Let’s say you want to validate a data model that represents a person’s name and age. You want to make sure that the name is not empty and does not contain any numbers or symbols, and that the age is a positive integer between 1 and 120. Here are the steps to achieve the goal:

  1. Import the necessary modules from Pydantic and the re module. You will need BaseModel and  field_validator from Pydantic, and the re module for regular expression operations.
  2. Define a regex pattern for names that only allows letters and spaces. For example, you can use the following regex: r"^[A-Za-z ]+$".
  3. Define your data model class that inherits from the BaseModel class. Use the str type annotation for your name field and the int type annotation for your age field.
  4. Define a validator function for each field using the @field_validator decorator. Use the re.fullmatch function to check if the name field value matches the name regex pattern. Use a simple if statement to check if the age field value is within the desired range. If the value does not pass the validation, raise a ValueError with a custom message. If it passes, return the value.
  5. Create an instance of your data model class with some data and check if it is valid or not. If the data does not pass the validation, Pydantic will show some useful error messages.

Complete code:

# Import modules
from pydantic import BaseModel, field_validator
import re

# Define a regex pattern for names
NAME_REGEX = r"^[A-Za-z ]+$"


# Define a data model class
class Person(BaseModel):
    name: str
    age: int

    # Define a validator function for the name field
    @field_validator("name")
    def validate_name(cls, value):
        # Use re.fullmatch to check if the value matches the name regex pattern
        if not re.fullmatch(NAME_REGEX, value):
            # Raise a ValueError if the value does not match the pattern
            raise ValueError(f"{value} is not a valid name")
        # Return the value if it matches the pattern
        return value

    # Define a validator function for the age field
    @field_validator("age")
    def validate_age(cls, value):
        # Check if the value is within the desired range
        if not (1 <= value <= 120):
            # Raise a ValueError if the value is out of range
            raise ValueError(f"{value} is not a valid age")
        # Return the value if it is within range
        return value


# Create an instance of data model class with valid data
try:
    person1 = Person(name="Turtle", age=45)
    print(person1)
except ValueError as e:
    print(e)

# Create an instance of data model class with invalid data
try:
    person2 = Person(name="Puppy", age=999)
    print(person2)
except ValueError as e:
    print(e)
    # 1 validation error for Person
    # age
    #   Value error, 999 is not a valid age [type=value_error, input_value=999, input_type=int]
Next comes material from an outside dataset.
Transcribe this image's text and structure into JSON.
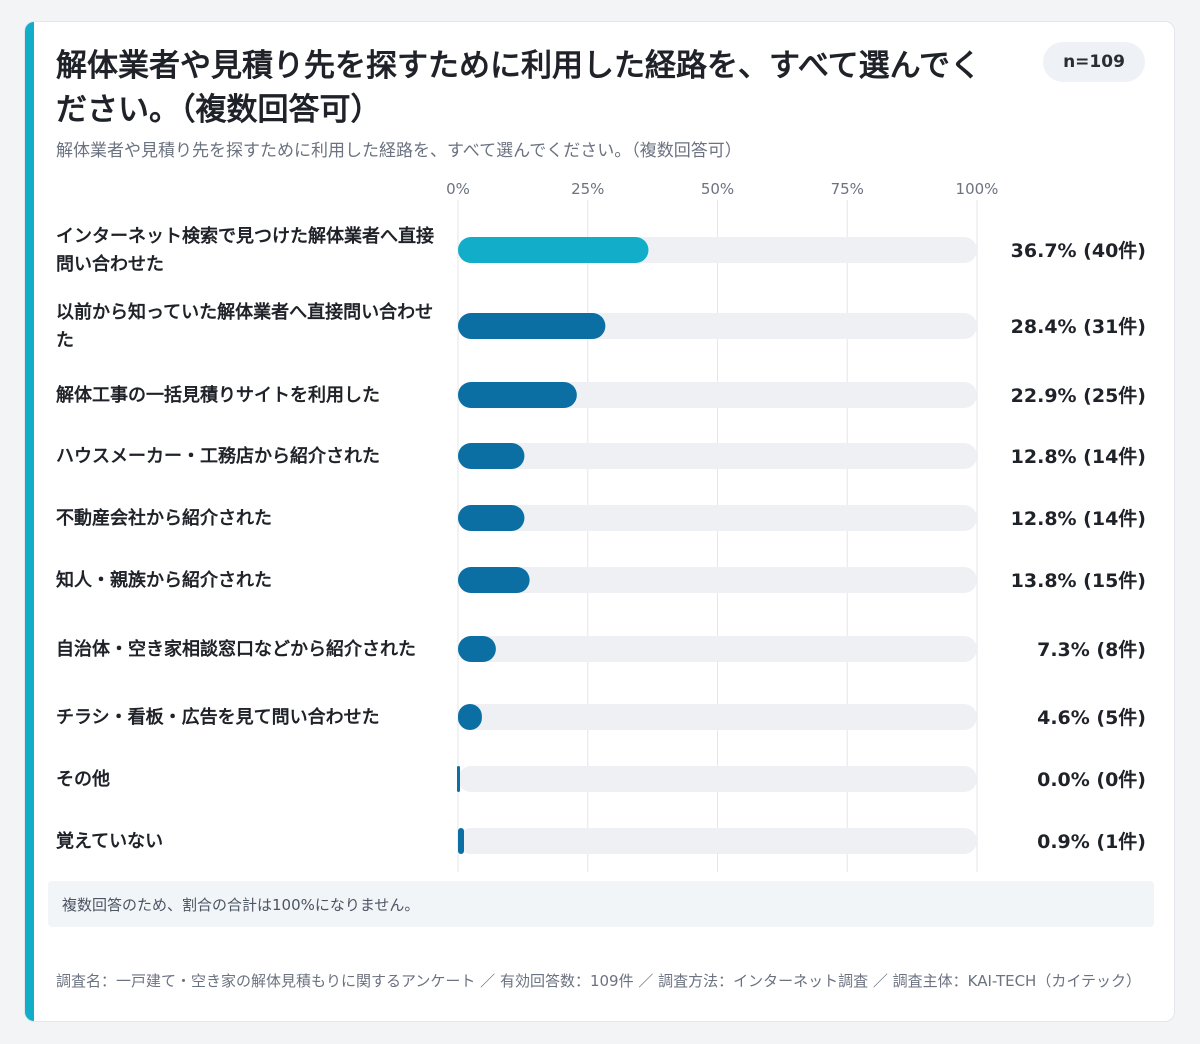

This approach is verbose and repetitive, as you need to define a separate validation function and decorator for each field that you want to validate. However, it is flexible and powerful, as you can use any regular expression function from the re module and customize the validation logic and error handling.

Conclusion

You’ve learned 2 methods to use Pydantic in combination with regular expressions. Each of them has its own strengths and weaknesses. If your use case is simple, the first one is good to go with. If you situation requires using complex regex patterns, then the second one might be the better choice.

This tutorial ends here. If you find something outdated or incorrect, please let me know by leaving a comment. Happy coding & have a nice day!